Las aerolíneas, en deuda con 750.000 viajeros

Más de 528.000 pasajeros sufrieron la cancelación de su vuelo en 2019

Cerrado el espacio aéreo del aeropuerto Madrid-Barajas por presencia drones
Los paneles de información del aeropuerto Adolfo Suárez Madrid-Barajas que muestran vuelos retrasados o desviados FOTO: Fernando Alvarado EFE

Coger un avión se ha convertido, para muchos, en el camino más rápido a la hora de viajar. Tanto, que hoy en día es un medio de transporte para cualquier bolsillo. El número de pasajeros se ha incrementado, con ello, las aerolíneas han abaratado los precios de sus rutas. Ante esta situación, en la que el flujo de los aeropuertos se ha elevado notablemente, las compañías se han visto en gran medida saturadas. Esto ha producido frecuentes cancelaciones de vuelo, pérdidas de equipaje, así como retrasos en la ruta o, incluso, cambios en el horario del billete. Y los más perjudicados por ello han sido los pasajeros. Concretamente, según el último informe de la organización que defiende los derechos de los viajeros AirHelp, cerca de 750.000 viajeros afectados son susceptibles de recibir una compensación por parte de las compañías de aviación debido a una de estas incidencias.

Por cancelaciones sufridas en 2019, el dato de afectados ascendió hasta los 528.000. Según el informe de la organización, “alrededor de 200.000 pasajeros se quedaron en tierra por culpa de las compañías Iberia y Vueling, las que más trayectos cancelaron durante el año pasado, seguidas de Canarias Airlines, Air Europa y Easyjet”. En cuanto a las rutas más desdichadas, Tenerife-Las Palmas, con más de 2.500 interrumpciones, es el trayecto que se lleva el premio gordo. Madrid-Lisboa y Barcelona-Londres también se incluyen en la clasificación de “las rutas más afectadas”, con algo más de 1.700 interrupciones.

Esta cartera de incidencias y la indemnización correspondiente a cada una son cuestiones por las que tanto viajeros, como asociaciones, han puesto en guardia y abogan por defender el marco legal que hace referencia a la ley EC 261. Para la firma AirHelp, “la revisión de este estatuto supondría una disminución de entre el 60% y el 75% de pasajeros que tendrían derecho a recibir una compensación”. Efectivamente, ante estas incidencias y la indefensión de los usuarios, el reglamento 261 indica que los afectados pueden solicitar entre 250 y 600 euros como indemnización, según la distancia del trayecto, más los gastos generados en el caso de los retrasos, las cancelaciones y las denegaciones de embarque.
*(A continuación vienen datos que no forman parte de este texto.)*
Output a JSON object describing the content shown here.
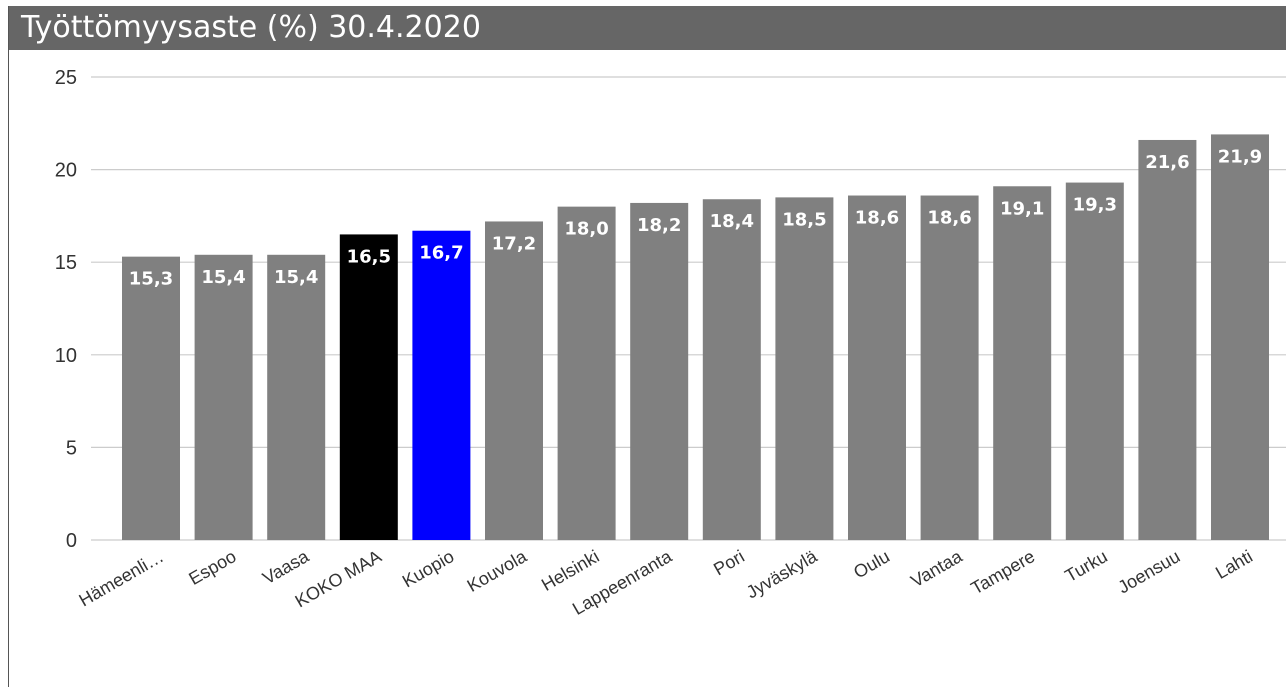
{
  "title": "Työttömyysaste (%) 30.4.2020",
  "colors": {
    "title_background": "#666666",
    "bar_default": "#808080",
    "bar_highlight_total": "#000000",
    "bar_highlight_city": "#0000ff",
    "gridline": "#cccccc",
    "label_text": "#ffffff",
    "axis_text": "#333333"
  },
  "chart_data": {
    "type": "bar",
    "title": "Työttömyysaste (%) 30.4.2020",
    "categories": [
      "Hämeenli…",
      "Espoo",
      "Vaasa",
      "KOKO MAA",
      "Kuopio",
      "Kouvola",
      "Helsinki",
      "Lappeenranta",
      "Pori",
      "Jyväskylä",
      "Oulu",
      "Vantaa",
      "Tampere",
      "Turku",
      "Joensuu",
      "Lahti"
    ],
    "values": [
      15.3,
      15.4,
      15.4,
      16.5,
      16.7,
      17.2,
      18.0,
      18.2,
      18.4,
      18.5,
      18.6,
      18.6,
      19.1,
      19.3,
      21.6,
      21.9
    ],
    "data_labels": [
      "15,3",
      "15,4",
      "15,4",
      "16,5",
      "16,7",
      "17,2",
      "18,0",
      "18,2",
      "18,4",
      "18,5",
      "18,6",
      "18,6",
      "19,1",
      "19,3",
      "21,6",
      "21,9"
    ],
    "bar_colors": [
      "#808080",
      "#808080",
      "#808080",
      "#000000",
      "#0000ff",
      "#808080",
      "#808080",
      "#808080",
      "#808080",
      "#808080",
      "#808080",
      "#808080",
      "#808080",
      "#808080",
      "#808080",
      "#808080"
    ],
    "y_ticks": [
      "0",
      "5",
      "10",
      "15",
      "20",
      "25"
    ],
    "ylim": [
      0,
      25
    ],
    "xlabel": "",
    "ylabel": "",
    "grid": true,
    "legend": "none"
  }
}
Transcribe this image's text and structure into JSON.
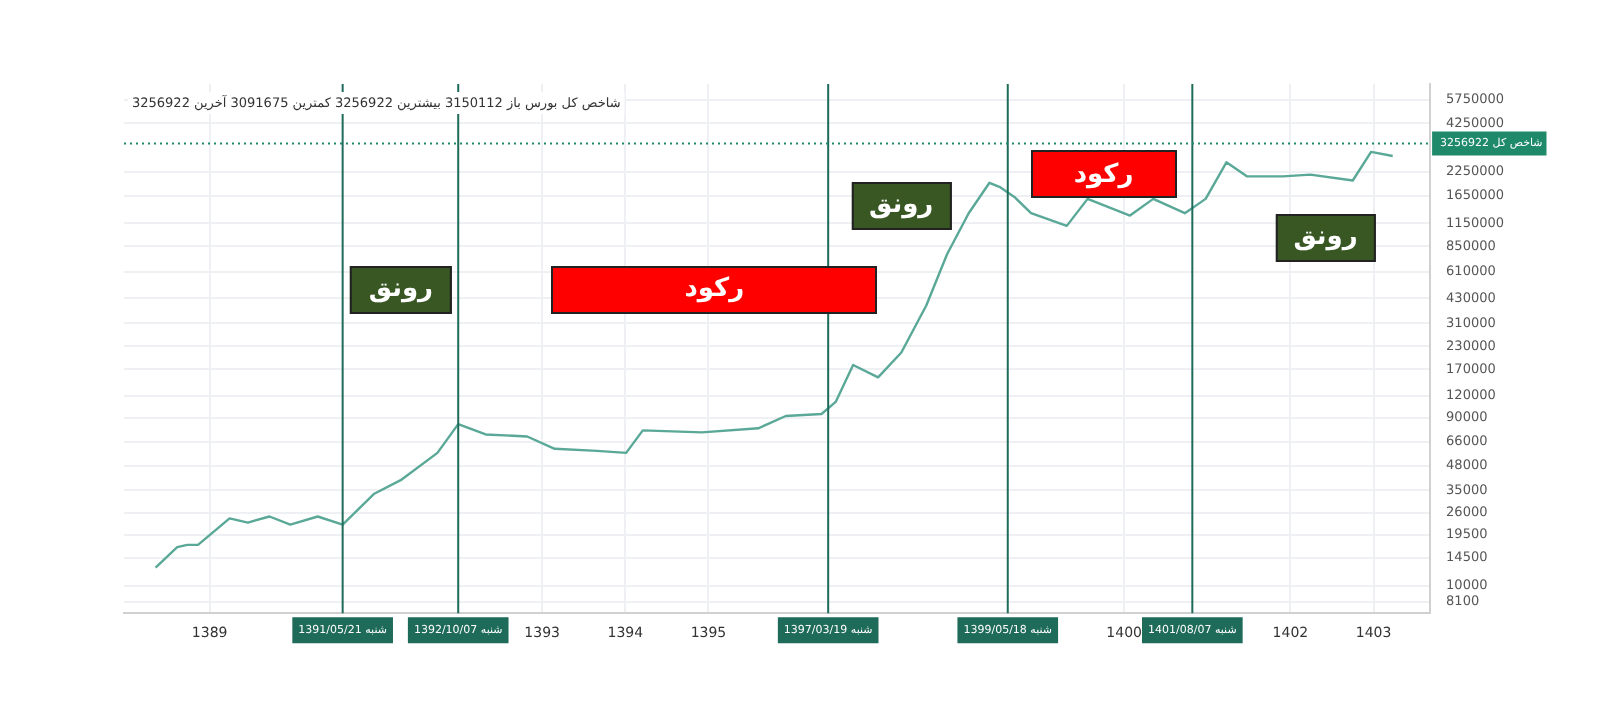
{
  "chart_data": {
    "type": "line",
    "subtitle": "شاخص کل بورس باز 3150112 بیشترین 3256922 کمترین 3091675 آخرین 3256922",
    "x": [
      1388.35,
      1388.61,
      1388.73,
      1388.86,
      1389.24,
      1389.46,
      1389.72,
      1389.97,
      1390.3,
      1390.6,
      1390.98,
      1391.31,
      1391.74,
      1391.99,
      1392.32,
      1392.82,
      1393.15,
      1393.66,
      1394.01,
      1394.21,
      1394.92,
      1395.6,
      1395.93,
      1396.36,
      1396.53,
      1396.74,
      1397.04,
      1397.32,
      1397.62,
      1397.87,
      1398.13,
      1398.38,
      1398.5,
      1398.68,
      1398.88,
      1399.31,
      1399.56,
      1400.07,
      1400.35,
      1400.73,
      1400.98,
      1401.23,
      1401.48,
      1401.91,
      1402.24,
      1402.75,
      1402.97,
      1403.23
    ],
    "series": [
      {
        "color": "#5aa897",
        "values": [
          12700,
          16600,
          17100,
          17100,
          24200,
          22900,
          24800,
          22300,
          24800,
          22300,
          33400,
          40200,
          57000,
          83000,
          72500,
          70600,
          60100,
          58500,
          57000,
          76500,
          74500,
          78600,
          92300,
          94800,
          111000,
          180000,
          153000,
          212000,
          392000,
          766000,
          1310000,
          1950000,
          1850000,
          1620000,
          1310000,
          1110000,
          1580000,
          1270000,
          1580000,
          1310000,
          1580000,
          2550000,
          2120000,
          2120000,
          2170000,
          2010000,
          2920000,
          2770000
        ]
      }
    ],
    "xlim": [
      1387.97,
      1403.68
    ],
    "xticks": [
      1389,
      1393,
      1394,
      1395,
      1400,
      1402,
      1403
    ],
    "ylim": [
      7000,
      7100000
    ],
    "log": true,
    "grid": true,
    "yticks": [
      8100,
      10000,
      14500,
      19500,
      26000,
      35000,
      48000,
      66000,
      90000,
      120000,
      170000,
      230000,
      310000,
      430000,
      610000,
      850000,
      1150000,
      1650000,
      2250000,
      4250000,
      5750000
    ],
    "ref_lines": [
      {
        "axis": "x",
        "value": 1390.6,
        "label": "شنبه 1391/05/21",
        "color": "#1e6b5a"
      },
      {
        "axis": "x",
        "value": 1391.99,
        "label": "شنبه 1392/10/07",
        "color": "#1e6b5a"
      },
      {
        "axis": "x",
        "value": 1396.44,
        "label": "شنبه 1397/03/19",
        "color": "#1e6b5a"
      },
      {
        "axis": "x",
        "value": 1398.6,
        "label": "شنبه 1399/05/18",
        "color": "#1e6b5a"
      },
      {
        "axis": "x",
        "value": 1400.82,
        "label": "شنبه 1401/08/07",
        "color": "#1e6b5a"
      },
      {
        "axis": "y",
        "value": 3256922,
        "label": "شاخص کل 3256922",
        "color": "#1e8a6a",
        "line_style": "dotted"
      }
    ],
    "annotations": [
      "رونق",
      "رکود",
      "رونق",
      "رکود",
      "رونق"
    ]
  }
}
Sobre este mismo reglamento y su revisión se ha pronunciado la consultora Steer en nombre de la Comisión Europea. A través de un informe sobre “la protección de los derechos de los viajeros aéreos de la UE” que se plantean “más fuertes para los pasajeros”.

En respuesta a esta cuestión, la presidenta de la Asociación de Defensores de los Derechos de los Pasajeros (APRA), Adeline Nooderhaven, explica que “es extremadamente decepcionante ver que los pasajeros, que serían los más afectados por cualquier cambio realizado en la ley EC 261, son los menos representados en el informe de la Comisión”. El informe recoge algunas medidas como la posibilidad de aumentar el umbral de retraso del vuelo de tres a cinco horas antes de que se deba pagar cualquier compensación. En este sentido, al modificar el umbral de retraso a este cupo de horas, las compañías aéreas ya no se verían obligadas a pagar compensaciones en la mayoría de los casos, con lo que eliminarían así el incentivo de mejorar su rendimiento y puntualidad. El informe plantea también la opción de implementar una correlación entre el coste del precio del billete del pasajero y la cantidad de la compensación que se recibe. Una medida que “beneficia, sobre todo, a los usuarios con billete business”, apuntan desde AirHelp.